Si je l'accepte tel qu'il est et refuse de participer à son jeu, dans notre société d'abondance, il aura tôt fait d'arrêter de jouer au pauvre et de trouver un autre moyen de se nourrir. Mais notre charité chrétienne ne crée-t-elle pas ce jeu puisque, sans les indigents, comment pourrions-nous démontrer la noblesse de notre générosité?
J'ai aidé beaucoup de gens depuis plusieurs années ; autant amis, parents, voisins, étrangers que simples connaissances. Ça ne m'a apporté, le plus souvent, que des ennuis. Je m'attendais à de la reconnaissance et de la gratitude mais je me suis retrouvé méprisé et envié. Comme on aide un automobiliste à réparer sa crevaison pour qu'il puisse rouler librement, je pensais aider ces gens. Non. Tout ce qu'ils faisaient, c'était se nourrir de mon aide et aller montrer leur « crevaison » à un autre Bon Samaritain.
Je donnais, comme le dit l'adage, « une canne à pêche plutôt qu'un poisson » pour que mon miséreux s'en sorte, mais il se débarrassait vite de cet outil encombrant pour poursuivre son but : vendre sa misère aux bonnes âmes compatissantes. Si je m'enquérais de savoir pourquoi le type ne s'arrangeait pas pour changer et sortir de sa misère, je voyais vite le mépris apparaître dans ses yeux comme si je me mêlais de ce qui ne me regarde pas. La Charte des Droits et Libertés lui donne le droit de faire comme bon lui semble ; ça ne me donne pas le droit de vouloir le sortir de sa misère. Mais pourquoi ne pas vouloir en sortir?

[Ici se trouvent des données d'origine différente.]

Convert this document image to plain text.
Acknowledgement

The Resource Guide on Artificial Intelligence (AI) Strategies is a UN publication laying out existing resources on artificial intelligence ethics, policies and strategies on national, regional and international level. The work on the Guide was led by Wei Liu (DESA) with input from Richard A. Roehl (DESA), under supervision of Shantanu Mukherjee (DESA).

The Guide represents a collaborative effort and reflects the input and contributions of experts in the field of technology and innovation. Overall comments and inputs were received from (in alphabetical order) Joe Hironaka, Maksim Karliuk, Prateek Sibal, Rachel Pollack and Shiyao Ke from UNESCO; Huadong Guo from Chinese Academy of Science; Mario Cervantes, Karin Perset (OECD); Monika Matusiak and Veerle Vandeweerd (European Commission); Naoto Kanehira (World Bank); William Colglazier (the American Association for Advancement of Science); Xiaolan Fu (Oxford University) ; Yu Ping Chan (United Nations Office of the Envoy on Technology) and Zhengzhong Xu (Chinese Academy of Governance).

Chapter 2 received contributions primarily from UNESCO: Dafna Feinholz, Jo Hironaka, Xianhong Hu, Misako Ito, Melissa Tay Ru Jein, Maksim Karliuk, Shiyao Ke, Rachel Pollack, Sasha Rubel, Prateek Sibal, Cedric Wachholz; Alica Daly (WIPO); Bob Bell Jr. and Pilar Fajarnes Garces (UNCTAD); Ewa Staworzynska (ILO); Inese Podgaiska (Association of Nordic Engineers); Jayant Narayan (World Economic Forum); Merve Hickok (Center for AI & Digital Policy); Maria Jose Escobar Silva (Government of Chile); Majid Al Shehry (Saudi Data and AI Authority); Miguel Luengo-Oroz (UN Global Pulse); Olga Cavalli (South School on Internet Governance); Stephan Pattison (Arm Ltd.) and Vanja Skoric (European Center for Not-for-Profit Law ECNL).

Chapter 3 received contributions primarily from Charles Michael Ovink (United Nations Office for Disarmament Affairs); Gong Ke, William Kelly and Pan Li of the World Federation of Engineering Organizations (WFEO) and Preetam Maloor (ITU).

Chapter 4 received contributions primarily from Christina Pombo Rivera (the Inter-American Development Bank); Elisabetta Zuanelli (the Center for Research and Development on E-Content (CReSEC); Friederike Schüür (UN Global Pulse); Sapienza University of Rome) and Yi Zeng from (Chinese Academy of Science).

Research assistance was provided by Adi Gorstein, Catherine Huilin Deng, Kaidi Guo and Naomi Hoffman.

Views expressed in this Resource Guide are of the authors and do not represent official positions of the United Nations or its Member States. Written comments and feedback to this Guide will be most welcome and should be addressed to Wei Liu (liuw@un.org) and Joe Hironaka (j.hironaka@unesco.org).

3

En fait, sa « canne à pêche » il l'a déjà : c'est sa misère. Et il est normal qu'il me méprise de vouloir la lui enlever. Si je veux la remplacer par une autre, c'est parce que je voudrais que la misère disparaisse dans le monde. Je voudrais que chacun puisse vivre dans l'honneur et la dignité. Je juge donc la mendicité comme déshonorant l'être humain et le rendant indigne. Aussi bien dire que je méprise les mendiants. Donc, mon désir qu'ils s'en sortent les insulte. Si je les aide, c'est que je ne les accepte pas tels qu'ils sont. Je les voudrais riches heureux et en santé. Voilà ce qui les insulte. C'est donc mon problème et non le-leur. Quand je leur donne, ce n'est pas un geste de générosité désintéressé. Ce geste vise à changer le monde et faire disparaître la misère que je n'accepte pas.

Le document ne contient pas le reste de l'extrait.